Conference Coverage

New acellular pertussis vaccine may solve waning immunogenicity problem


 

AT ESPID 2017

– A novel, monovalent, acellular pertussis vaccine containing a recombinant, genetically inactivated pertussis toxin displayed markedly greater sustained immunogenicity than the widely used Sanofi Pasteur Tdap, known as Adacel, which is used as a booster vaccination of adolescents and young adults, in a pivotal phase 3, randomized trial, Simonetta Viviani, MD, reported at the annual meeting of the European Society for Paediatric Infectious Diseases.

Jacopo Werther/Wikimedia Commons/Creative Commons Attribution 2.0
A Tdap containing the same proprietary genetically detoxified pertussis toxin (PT) also outperformed the conventional, acellular pertussis–containing Adacel in the pivotal three-arm study. Both novel vaccines were similar to Adacel in terms of safety. Based on these results, the novel monovalent vaccine, known as Pertagen, and the novel Tdap, known as Boostagen, are now licensed and marketed in Thailand.

“Our interpretation of these results is that they open up a new way to approach pertussis vaccination,” declared Dr. Viviani, director of clinical development at BioNet-Asia, a Bangkok-based biotech vaccine company.

The impetus for developing new acellular pertussis vaccines is the documented resurgence of pertussis.

“One suggested approach has been to replace chemically inactivated PT with a genetically inactivated PT. The rationale for that is the epitopes of the PT are conserved in the genetically modified PT toxin, as opposed to being destroyed in the chemical inactivation process,” Dr. Viviani explained.

The significant phase 3 trial included 450 Thai 12- to 17-year-olds who were randomized to a single 0.5-mL dose of Pertagen, Boostagen, or Adacel. Both Pertagen and Boostagen contain 5 mcg of the genetically inactivated PT and 5 mcg of filamentous hemagglutinin.

The seroconversion rate, defined as the proportion of subjects who reached at least a fourfold increase in titers of PT and filamentous-hemagglutinin antibodies over baseline, was far superior at both 28 days and 1 year in subjects who got Pertagen or Boostagen, compared with those who received Adacel.

Dr. Simonetta Viviani Bruce Jancin/Frontline Medical News

Dr. Simonetta Viviani

The fast-waning immunity that is a major limitation of conventional acellular pertussis vaccines was amply illustrated by the difference in falloff of PT-neutralizing antibody over time. The PT-neutralizing antibody titer was 278 IU/mL at 1 month and 77 IU/mL at 1 year in the Pertagen group, 216 IU/mL at 1 month and 67 IU/mL at 1 year with Boostagen, and a mere 36 IU/mL at 1 month and 12 IU/mL at 1 year with Adacel.
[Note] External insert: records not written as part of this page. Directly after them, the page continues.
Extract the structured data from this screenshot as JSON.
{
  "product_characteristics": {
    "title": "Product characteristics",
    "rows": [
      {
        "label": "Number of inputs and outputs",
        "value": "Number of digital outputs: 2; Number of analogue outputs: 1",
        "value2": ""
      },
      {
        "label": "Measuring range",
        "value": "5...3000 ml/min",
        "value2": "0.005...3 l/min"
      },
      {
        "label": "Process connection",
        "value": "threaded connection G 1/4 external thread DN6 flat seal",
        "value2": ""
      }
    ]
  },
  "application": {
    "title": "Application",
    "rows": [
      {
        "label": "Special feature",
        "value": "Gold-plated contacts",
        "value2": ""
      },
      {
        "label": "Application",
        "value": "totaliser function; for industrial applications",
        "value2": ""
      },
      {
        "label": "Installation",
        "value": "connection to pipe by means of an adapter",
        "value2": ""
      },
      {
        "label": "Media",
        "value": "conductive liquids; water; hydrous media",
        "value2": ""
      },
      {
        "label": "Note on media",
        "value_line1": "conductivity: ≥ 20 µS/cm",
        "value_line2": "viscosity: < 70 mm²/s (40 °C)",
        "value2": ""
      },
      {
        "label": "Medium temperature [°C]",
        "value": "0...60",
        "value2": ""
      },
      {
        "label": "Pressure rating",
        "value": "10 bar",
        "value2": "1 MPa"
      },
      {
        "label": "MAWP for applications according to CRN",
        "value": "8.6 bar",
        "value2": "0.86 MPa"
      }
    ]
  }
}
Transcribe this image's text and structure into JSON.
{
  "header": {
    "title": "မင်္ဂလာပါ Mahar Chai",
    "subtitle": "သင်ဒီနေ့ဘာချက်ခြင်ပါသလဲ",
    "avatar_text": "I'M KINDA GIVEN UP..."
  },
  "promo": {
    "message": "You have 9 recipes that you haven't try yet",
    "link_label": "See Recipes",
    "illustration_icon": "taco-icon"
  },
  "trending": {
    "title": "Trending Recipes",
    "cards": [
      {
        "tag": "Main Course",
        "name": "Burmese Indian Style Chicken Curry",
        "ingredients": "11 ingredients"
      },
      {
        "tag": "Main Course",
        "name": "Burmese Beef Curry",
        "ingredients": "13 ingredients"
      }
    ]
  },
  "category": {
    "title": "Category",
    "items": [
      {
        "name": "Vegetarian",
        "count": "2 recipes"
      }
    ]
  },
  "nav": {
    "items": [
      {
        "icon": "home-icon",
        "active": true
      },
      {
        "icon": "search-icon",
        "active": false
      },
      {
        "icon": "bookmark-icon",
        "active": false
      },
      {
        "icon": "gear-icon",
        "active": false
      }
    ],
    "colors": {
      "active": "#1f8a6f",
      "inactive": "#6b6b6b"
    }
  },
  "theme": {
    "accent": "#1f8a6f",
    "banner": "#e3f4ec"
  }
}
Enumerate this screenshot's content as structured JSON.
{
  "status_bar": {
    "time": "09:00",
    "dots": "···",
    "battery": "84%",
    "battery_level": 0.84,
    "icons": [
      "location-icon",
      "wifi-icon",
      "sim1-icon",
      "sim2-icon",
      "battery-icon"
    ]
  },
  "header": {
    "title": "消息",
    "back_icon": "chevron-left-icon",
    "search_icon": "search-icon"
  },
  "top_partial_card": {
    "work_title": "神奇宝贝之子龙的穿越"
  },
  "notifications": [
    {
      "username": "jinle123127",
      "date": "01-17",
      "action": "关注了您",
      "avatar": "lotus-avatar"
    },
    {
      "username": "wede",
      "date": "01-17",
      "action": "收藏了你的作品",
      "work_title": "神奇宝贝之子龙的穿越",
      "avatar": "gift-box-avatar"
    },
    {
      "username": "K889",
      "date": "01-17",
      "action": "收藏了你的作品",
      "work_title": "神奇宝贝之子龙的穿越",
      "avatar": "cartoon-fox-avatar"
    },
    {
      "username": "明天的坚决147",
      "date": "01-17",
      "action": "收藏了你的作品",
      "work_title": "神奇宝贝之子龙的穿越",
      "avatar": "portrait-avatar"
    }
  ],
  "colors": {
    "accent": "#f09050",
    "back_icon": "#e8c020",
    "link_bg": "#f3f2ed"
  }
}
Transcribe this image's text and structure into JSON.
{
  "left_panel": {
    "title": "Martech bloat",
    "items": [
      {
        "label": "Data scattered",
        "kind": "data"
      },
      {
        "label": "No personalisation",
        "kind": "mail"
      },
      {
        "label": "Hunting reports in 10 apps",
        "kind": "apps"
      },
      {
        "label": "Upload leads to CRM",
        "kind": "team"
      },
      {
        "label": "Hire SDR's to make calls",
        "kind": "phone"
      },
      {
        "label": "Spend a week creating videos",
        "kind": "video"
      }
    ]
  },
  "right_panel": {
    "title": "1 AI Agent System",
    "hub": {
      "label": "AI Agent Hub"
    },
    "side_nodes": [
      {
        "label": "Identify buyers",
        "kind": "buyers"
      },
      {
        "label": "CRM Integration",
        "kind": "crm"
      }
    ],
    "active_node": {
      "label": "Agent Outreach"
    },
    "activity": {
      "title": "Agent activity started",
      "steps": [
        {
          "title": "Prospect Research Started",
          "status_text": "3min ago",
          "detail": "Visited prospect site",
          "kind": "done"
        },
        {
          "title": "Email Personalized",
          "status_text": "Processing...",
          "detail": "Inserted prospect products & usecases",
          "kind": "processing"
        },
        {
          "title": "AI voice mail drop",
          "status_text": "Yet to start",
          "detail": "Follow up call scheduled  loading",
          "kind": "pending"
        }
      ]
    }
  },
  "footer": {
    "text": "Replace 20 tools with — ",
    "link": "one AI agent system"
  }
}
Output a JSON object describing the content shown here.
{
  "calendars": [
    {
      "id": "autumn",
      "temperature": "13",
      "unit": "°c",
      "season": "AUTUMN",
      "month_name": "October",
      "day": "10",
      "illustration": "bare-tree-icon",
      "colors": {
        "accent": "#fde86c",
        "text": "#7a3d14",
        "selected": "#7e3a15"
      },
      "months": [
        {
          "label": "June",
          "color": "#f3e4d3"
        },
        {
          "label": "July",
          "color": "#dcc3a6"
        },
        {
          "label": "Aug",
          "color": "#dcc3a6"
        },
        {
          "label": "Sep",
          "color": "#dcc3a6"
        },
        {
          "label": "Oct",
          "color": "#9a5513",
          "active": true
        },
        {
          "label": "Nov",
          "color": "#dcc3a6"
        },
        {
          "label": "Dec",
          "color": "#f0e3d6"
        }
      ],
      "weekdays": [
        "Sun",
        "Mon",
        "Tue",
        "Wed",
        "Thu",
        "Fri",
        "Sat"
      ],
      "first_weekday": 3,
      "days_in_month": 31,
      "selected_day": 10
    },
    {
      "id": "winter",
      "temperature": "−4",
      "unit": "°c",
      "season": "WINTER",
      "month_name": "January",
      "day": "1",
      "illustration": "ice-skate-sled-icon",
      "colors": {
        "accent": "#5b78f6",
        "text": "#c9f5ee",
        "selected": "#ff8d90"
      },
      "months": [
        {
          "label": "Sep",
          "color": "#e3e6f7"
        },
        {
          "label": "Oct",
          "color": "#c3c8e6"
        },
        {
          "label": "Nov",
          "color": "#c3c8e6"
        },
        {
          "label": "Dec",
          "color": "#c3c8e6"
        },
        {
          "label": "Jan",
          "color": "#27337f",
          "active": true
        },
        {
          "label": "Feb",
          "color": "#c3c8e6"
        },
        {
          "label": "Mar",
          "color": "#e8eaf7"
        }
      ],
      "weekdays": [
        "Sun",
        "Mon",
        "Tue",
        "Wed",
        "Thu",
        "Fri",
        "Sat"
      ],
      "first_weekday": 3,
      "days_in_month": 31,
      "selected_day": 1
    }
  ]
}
Session chair Ulrich Heininger, MD, declared, “This is really, really exciting.”

It now will be very important that the monovalent Pertagen vaccine be formally studied in pregnant women, he observed.

“Since we’d like to immunize women in every pregnancy and they don’t necessarily need the Td component of Tdap every time, a monovalent vaccine might open a new path for acceptance,” commented Dr. Heininger, professor of pediatric infectious diseases at University Children’s Hospital in Basel, Switz.

Dr. Viviani said that a study in pregnant women is now in the early planning stages.

The study was sponsored by BioNet-Asia and Mahidol University. Dr. Viviani is a BioNet employee.